Dalam sambutannya, Agung Rahman Nurdin menekankan pentingnya sinergi antara dunia riset, pelaku usaha, dan petani sebagai garda terdepan menjaga ketahanan pangan nasional.
Pemaparan produk dilakukan oleh tim dari PT. Biogreen Agro Nusa yang memperkenalkan teknologi mikroba unggulan yang terkandung dalam pupuk hayati “Lumbung Rahayu”.
Sementara itu, Ahmad Fauzi memaparkan penjelasan ilmiah terkait efektivitas pupuk hayati dalam memperbaiki kualitas tanah dan meningkatkan hasil panen secara alami.
Ketua Lumbung Rahayu, Ariswanto turut memberikan arahan teknis mengenai strategi aplikasi pupuk di berbagai jenis lahan, serta proyeksi peningkatan hasil tani jika digunakan secara konsisten. Para peserta dari Gapoktan pun aktif berdiskusi, mengajukan pertanyaan seputar efisiensi biaya produksi dan teknik penggunaan yang tepat.

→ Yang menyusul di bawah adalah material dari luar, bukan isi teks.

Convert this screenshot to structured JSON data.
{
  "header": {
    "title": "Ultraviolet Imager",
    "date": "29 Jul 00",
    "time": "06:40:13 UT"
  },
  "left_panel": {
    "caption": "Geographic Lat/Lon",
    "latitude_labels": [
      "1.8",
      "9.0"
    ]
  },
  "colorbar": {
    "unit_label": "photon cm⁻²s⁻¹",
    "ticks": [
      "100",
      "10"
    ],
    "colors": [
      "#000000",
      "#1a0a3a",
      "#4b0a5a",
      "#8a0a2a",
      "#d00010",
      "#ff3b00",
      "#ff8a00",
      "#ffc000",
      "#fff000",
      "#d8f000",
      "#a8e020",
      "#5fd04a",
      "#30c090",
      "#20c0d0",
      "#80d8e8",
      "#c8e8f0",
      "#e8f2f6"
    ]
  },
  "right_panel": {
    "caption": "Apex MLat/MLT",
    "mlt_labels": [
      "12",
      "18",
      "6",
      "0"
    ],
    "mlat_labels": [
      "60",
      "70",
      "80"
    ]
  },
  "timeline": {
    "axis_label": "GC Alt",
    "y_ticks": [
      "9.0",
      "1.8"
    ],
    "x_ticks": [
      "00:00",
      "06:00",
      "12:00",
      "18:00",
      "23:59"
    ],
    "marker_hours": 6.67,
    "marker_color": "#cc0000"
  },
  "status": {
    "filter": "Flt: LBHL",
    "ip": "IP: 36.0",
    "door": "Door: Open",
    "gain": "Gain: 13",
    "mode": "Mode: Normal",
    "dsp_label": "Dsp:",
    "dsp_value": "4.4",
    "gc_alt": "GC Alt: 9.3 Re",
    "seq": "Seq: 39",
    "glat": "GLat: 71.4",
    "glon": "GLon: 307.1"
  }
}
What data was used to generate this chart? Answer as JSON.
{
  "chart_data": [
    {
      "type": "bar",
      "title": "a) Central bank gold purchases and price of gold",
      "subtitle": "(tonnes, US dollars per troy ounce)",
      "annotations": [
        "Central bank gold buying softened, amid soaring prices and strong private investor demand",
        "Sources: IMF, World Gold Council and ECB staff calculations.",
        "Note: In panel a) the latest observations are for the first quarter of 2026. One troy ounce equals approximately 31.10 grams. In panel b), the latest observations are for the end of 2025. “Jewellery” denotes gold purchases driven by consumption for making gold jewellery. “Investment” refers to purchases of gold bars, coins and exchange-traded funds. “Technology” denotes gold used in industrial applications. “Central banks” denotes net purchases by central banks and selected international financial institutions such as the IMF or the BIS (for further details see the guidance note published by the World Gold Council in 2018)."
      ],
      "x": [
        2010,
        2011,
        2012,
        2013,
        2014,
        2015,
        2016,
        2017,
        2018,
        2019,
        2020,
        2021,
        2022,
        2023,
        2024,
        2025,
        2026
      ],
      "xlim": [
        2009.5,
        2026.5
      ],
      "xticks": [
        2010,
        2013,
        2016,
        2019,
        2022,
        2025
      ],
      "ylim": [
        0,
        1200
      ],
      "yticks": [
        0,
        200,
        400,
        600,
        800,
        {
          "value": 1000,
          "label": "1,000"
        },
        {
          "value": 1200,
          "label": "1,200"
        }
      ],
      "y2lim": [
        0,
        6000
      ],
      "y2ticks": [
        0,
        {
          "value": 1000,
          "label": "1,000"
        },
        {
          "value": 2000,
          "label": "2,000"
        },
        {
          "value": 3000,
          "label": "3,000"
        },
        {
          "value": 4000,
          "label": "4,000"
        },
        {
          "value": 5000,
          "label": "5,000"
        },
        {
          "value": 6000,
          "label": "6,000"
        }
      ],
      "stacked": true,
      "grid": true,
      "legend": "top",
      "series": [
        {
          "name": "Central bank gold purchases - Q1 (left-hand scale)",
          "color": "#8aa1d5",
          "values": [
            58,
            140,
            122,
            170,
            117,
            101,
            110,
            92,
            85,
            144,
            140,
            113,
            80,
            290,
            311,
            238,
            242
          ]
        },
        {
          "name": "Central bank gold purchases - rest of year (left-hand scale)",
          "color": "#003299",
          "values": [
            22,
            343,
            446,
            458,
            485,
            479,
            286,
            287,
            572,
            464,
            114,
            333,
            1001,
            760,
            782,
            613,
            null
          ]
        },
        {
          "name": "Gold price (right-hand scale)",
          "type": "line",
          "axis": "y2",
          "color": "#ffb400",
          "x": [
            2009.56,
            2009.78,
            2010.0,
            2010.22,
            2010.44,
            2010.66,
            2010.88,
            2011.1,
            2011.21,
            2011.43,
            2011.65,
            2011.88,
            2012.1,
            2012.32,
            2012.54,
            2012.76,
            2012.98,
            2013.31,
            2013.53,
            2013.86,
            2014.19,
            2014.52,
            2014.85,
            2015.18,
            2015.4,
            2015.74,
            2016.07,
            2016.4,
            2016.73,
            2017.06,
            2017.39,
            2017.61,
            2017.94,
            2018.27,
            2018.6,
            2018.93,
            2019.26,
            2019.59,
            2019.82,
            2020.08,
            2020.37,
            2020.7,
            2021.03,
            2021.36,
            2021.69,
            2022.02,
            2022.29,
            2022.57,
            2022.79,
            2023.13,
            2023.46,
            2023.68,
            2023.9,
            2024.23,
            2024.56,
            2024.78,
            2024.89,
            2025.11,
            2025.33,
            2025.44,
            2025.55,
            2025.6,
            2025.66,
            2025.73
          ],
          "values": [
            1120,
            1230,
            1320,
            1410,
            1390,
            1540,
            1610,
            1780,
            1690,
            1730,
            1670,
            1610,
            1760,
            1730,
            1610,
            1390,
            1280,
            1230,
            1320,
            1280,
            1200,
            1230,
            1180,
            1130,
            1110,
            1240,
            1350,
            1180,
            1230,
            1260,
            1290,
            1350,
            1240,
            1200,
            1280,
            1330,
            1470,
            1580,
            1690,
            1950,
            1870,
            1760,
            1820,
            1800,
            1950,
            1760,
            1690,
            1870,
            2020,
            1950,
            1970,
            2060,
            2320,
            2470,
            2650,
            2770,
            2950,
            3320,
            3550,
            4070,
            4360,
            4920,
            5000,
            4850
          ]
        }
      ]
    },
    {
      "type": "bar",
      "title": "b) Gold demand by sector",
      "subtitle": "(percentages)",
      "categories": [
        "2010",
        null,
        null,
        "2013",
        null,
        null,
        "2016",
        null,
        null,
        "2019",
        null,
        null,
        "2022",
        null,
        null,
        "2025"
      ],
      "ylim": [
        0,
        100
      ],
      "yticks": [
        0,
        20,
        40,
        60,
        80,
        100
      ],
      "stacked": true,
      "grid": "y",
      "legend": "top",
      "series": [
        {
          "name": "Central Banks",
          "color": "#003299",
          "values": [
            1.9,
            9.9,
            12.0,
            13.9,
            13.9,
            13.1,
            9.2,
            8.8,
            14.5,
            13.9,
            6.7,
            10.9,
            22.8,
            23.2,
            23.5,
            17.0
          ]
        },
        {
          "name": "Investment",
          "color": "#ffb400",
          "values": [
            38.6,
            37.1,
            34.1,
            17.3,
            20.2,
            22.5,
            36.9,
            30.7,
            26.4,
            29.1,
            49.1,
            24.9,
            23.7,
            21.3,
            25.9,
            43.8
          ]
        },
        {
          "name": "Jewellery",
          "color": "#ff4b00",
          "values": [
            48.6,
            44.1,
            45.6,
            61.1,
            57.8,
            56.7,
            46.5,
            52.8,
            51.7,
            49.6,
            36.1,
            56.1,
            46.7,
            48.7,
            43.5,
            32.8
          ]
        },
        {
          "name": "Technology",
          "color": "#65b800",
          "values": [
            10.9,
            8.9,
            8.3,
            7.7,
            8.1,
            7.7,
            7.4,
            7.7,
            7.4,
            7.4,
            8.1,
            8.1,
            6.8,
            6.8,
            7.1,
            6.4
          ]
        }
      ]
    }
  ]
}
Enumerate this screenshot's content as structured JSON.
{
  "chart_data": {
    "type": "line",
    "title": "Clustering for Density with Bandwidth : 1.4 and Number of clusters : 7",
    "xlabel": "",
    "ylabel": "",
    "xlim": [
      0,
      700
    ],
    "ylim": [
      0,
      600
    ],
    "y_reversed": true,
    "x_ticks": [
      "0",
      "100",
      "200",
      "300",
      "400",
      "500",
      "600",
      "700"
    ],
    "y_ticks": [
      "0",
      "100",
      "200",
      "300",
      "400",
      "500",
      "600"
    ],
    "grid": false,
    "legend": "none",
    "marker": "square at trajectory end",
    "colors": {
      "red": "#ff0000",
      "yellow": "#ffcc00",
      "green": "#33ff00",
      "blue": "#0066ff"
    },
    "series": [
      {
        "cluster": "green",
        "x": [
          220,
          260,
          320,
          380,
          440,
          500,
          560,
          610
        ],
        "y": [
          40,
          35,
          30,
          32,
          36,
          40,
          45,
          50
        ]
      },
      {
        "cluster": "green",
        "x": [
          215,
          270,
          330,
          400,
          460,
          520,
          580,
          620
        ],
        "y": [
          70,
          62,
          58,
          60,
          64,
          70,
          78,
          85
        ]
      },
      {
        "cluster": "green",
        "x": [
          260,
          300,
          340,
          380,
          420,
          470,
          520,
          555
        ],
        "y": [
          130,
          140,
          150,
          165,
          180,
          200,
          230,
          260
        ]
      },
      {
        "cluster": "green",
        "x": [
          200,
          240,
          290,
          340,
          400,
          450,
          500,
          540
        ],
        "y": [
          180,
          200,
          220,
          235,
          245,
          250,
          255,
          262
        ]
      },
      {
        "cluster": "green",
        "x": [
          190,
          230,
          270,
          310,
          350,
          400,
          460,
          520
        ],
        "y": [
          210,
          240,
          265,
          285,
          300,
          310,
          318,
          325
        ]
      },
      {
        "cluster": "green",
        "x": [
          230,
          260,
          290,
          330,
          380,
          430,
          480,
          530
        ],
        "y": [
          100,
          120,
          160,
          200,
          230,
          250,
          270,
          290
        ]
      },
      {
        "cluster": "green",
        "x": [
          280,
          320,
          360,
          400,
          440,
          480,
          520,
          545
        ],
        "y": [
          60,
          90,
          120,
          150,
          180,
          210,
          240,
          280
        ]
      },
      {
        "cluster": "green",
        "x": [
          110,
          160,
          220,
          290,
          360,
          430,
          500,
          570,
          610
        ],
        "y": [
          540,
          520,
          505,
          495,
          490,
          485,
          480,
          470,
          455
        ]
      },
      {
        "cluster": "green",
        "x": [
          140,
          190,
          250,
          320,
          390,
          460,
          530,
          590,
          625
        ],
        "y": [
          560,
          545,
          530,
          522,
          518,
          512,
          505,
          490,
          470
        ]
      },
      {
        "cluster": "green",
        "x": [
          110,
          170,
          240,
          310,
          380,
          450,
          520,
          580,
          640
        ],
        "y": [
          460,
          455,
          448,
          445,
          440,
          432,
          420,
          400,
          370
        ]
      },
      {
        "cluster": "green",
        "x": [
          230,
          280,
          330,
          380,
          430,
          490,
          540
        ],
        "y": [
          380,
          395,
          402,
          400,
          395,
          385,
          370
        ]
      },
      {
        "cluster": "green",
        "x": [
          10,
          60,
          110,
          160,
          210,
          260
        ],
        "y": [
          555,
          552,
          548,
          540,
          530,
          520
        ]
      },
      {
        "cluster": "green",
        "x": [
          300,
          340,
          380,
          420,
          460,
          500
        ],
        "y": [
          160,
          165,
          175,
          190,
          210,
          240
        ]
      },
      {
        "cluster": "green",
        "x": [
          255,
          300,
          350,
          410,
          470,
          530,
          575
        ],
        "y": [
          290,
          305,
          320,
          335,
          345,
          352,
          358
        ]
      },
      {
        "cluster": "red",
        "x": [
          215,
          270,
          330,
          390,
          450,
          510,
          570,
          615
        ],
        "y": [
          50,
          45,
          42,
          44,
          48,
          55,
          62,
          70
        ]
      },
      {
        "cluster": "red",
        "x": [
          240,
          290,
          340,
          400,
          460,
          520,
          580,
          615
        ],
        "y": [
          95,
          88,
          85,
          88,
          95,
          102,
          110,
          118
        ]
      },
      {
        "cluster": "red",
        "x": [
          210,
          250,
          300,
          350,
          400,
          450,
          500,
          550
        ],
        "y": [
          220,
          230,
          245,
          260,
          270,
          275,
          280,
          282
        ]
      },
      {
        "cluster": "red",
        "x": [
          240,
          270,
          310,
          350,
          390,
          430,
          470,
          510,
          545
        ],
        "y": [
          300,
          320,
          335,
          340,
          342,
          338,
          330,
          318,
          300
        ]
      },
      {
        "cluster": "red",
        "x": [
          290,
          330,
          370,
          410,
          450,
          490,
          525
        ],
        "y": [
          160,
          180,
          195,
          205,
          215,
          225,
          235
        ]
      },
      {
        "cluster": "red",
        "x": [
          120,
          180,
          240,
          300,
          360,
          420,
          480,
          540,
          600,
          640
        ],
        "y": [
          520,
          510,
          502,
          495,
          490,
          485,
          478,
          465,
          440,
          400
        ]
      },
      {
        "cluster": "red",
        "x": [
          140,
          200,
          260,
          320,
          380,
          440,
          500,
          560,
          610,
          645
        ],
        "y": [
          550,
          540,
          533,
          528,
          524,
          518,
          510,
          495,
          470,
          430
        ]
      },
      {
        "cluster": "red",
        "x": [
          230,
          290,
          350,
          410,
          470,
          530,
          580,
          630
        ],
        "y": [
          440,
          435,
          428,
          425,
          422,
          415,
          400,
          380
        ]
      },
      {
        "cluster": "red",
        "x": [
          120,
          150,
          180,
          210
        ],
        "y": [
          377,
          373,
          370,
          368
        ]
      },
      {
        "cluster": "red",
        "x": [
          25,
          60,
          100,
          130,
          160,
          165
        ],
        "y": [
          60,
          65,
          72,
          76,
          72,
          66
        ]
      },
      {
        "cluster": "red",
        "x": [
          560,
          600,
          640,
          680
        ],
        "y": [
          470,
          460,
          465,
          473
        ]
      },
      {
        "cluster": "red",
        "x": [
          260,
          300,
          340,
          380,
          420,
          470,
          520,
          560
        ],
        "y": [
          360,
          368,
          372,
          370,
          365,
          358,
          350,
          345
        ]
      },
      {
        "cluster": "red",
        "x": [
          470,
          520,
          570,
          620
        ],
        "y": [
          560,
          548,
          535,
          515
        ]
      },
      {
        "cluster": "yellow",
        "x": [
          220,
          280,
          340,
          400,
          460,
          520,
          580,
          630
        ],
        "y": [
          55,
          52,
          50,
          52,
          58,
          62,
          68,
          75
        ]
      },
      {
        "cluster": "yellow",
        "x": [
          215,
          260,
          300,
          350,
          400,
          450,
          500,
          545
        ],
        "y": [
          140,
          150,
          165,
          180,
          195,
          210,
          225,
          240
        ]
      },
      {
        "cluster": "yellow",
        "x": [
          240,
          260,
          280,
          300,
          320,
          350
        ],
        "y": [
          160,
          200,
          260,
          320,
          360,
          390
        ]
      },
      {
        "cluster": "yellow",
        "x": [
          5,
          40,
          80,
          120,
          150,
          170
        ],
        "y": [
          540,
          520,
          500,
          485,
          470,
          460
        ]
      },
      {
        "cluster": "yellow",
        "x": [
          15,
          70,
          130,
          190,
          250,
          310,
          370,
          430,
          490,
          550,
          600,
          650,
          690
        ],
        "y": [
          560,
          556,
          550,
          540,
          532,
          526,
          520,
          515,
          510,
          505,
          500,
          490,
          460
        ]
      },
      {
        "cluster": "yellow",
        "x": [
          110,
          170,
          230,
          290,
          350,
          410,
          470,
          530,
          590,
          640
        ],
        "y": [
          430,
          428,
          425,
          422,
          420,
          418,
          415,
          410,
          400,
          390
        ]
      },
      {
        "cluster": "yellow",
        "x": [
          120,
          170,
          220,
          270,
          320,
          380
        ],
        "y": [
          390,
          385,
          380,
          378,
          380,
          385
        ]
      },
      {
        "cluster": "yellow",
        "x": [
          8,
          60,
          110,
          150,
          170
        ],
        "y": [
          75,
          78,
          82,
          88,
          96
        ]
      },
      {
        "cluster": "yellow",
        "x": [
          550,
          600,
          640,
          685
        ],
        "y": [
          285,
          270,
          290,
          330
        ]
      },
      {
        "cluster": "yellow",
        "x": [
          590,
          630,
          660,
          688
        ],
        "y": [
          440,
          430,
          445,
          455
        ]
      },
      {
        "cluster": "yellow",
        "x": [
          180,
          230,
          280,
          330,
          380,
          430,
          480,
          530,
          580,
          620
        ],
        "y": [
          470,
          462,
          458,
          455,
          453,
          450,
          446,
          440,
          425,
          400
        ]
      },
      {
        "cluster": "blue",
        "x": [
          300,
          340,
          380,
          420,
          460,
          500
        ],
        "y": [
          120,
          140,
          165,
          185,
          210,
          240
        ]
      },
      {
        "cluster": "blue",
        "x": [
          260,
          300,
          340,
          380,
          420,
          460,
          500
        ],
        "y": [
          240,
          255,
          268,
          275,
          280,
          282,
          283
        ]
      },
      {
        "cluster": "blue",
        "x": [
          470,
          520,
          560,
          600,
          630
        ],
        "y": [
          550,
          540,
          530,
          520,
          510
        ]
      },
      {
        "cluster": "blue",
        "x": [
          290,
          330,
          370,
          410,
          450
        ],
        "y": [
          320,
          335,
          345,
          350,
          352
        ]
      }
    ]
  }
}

Kesimpulan dari pertemuan sosialisasi pupuk hayati antara lain:
1. Gapoktan menyambut positif penggunaan pupuk hayati “Lumbung Rahayu” sebagai alternatif pertanian berkelanjutan.
2. Akan dilaksanakan uji coba lapangan (demo plot) di sejumlah desa dengan dukungan sampel pupuk dari Lumbung Rahayu dan Yayasan Anugrah Alam.
3. Kelompok tani yang berminat akan mendapatkan pendampingan teknis terkait cara aplikasi pupuk.
4. Direncanakan pembentukan forum komunikasi antar Gapoktan untuk pertukaran pengalaman dan penguatan kerja sama.